The Entertainer appears to be taking share, which is not without precedent when we consider that it saw major sales growth when Woolworths closed in 2009. Currently operating 153 UK stores, the plan is to expand to 200 before the end of 2019. Added to this, after a successful trial it now runs 59 concessions in Matalan stores, trading as ‘Totally Toys’, as well as 21 franchised international stores and plans to expand further with five new international partners.

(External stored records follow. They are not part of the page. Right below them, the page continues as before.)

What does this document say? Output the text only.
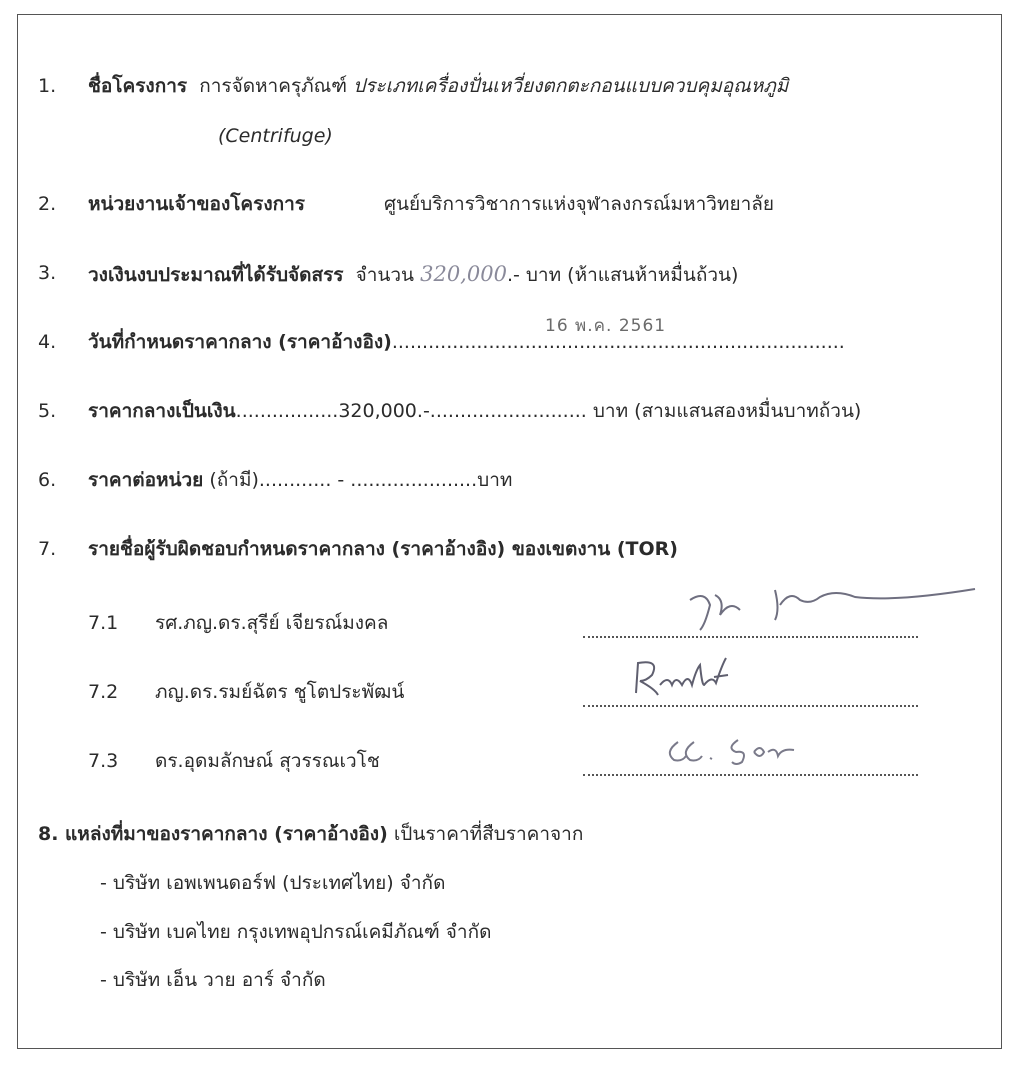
1. ชื่อโครงการ การจัดหาครุภัณฑ์ ประเภทเครื่องปั่นเหวี่ยงตกตะกอนแบบควบคุมอุณหภูมิ
(Centrifuge)
2. หน่วยงานเจ้าของโครงการ	ศูนย์บริการวิชาการแห่งจุฬาลงกรณ์มหาวิทยาลัย
3. วงเงินงบประมาณที่ได้รับจัดสรร จำนวน 320,000.- บาท (ห้าแสนห้าหมื่นถ้วน)
4. วันที่กำหนดราคากลาง (ราคาอ้างอิง)...........................................................................
16 พ.ค. 2561
5. ราคากลางเป็นเงิน.................320,000.-.......................... บาท (สามแสนสองหมื่นบาทถ้วน)
6. ราคาต่อหน่วย (ถ้ามี)............ - .....................บาท
7. รายชื่อผู้รับผิดชอบกำหนดราคากลาง (ราคาอ้างอิง) ของเขตงาน (TOR)
7.1 รศ.ภญ.ดร.สุรีย์ เจียรณ์มงคล
7.2 ภญ.ดร.รมย์ฉัตร ชูโตประพัฒน์
7.3 ดร.อุดมลักษณ์ สุวรรณเวโช
8. แหล่งที่มาของราคากลาง (ราคาอ้างอิง) เป็นราคาที่สืบราคาจาก
- บริษัท เอพเพนดอร์ฟ (ประเทศไทย) จำกัด
- บริษัท เบคไทย กรุงเทพอุปกรณ์เคมีภัณฑ์ จำกัด
- บริษัท เอ็น วาย อาร์ จำกัด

The continuing popularity of Hamleys shows that it's not all about price; shoppers are willing to pay more for something as part of an all-round experience. Not only do parents want to see which toys their children are interested in before purchasing, but children also want to access the latest crazes. It is also worth bearing in mind that toys are not just for children; Research carried out by NPD and the British Toy and Hobby Association shows that 11% of spending on toys is by adults spending on themselves. The most popular toy bought by adults for adults is unsurprisingly Lego, followed by trains sets, radio-controlled vehicles and Scalextric.
Make it "EEEsy"
To attract and convert customers in the toys market, we believe retailers should focus on three "Es":
Exclusivity: Unique ranges, such as Hawkin's Bazaar's exclusive Harry Potter range, help restrict `showrooming', drive people to store and shield it from Amazon. In a similar vein ID Kids, the vertically integrated operator which opened its first UK store in March this year, offers an exclusive range of own-brand toys to both attract and convert footfall.
Ease: Through the offering of instant purchase, click-and-collect, and home delivery (via online and in-store order points), making purchasing easier is a basic prerequisite for success.
Experience: To compete against price and convenience, retailers must focus on customer experience (both for children and adults), offering an in-store experience that is unique, relevant and entertaining.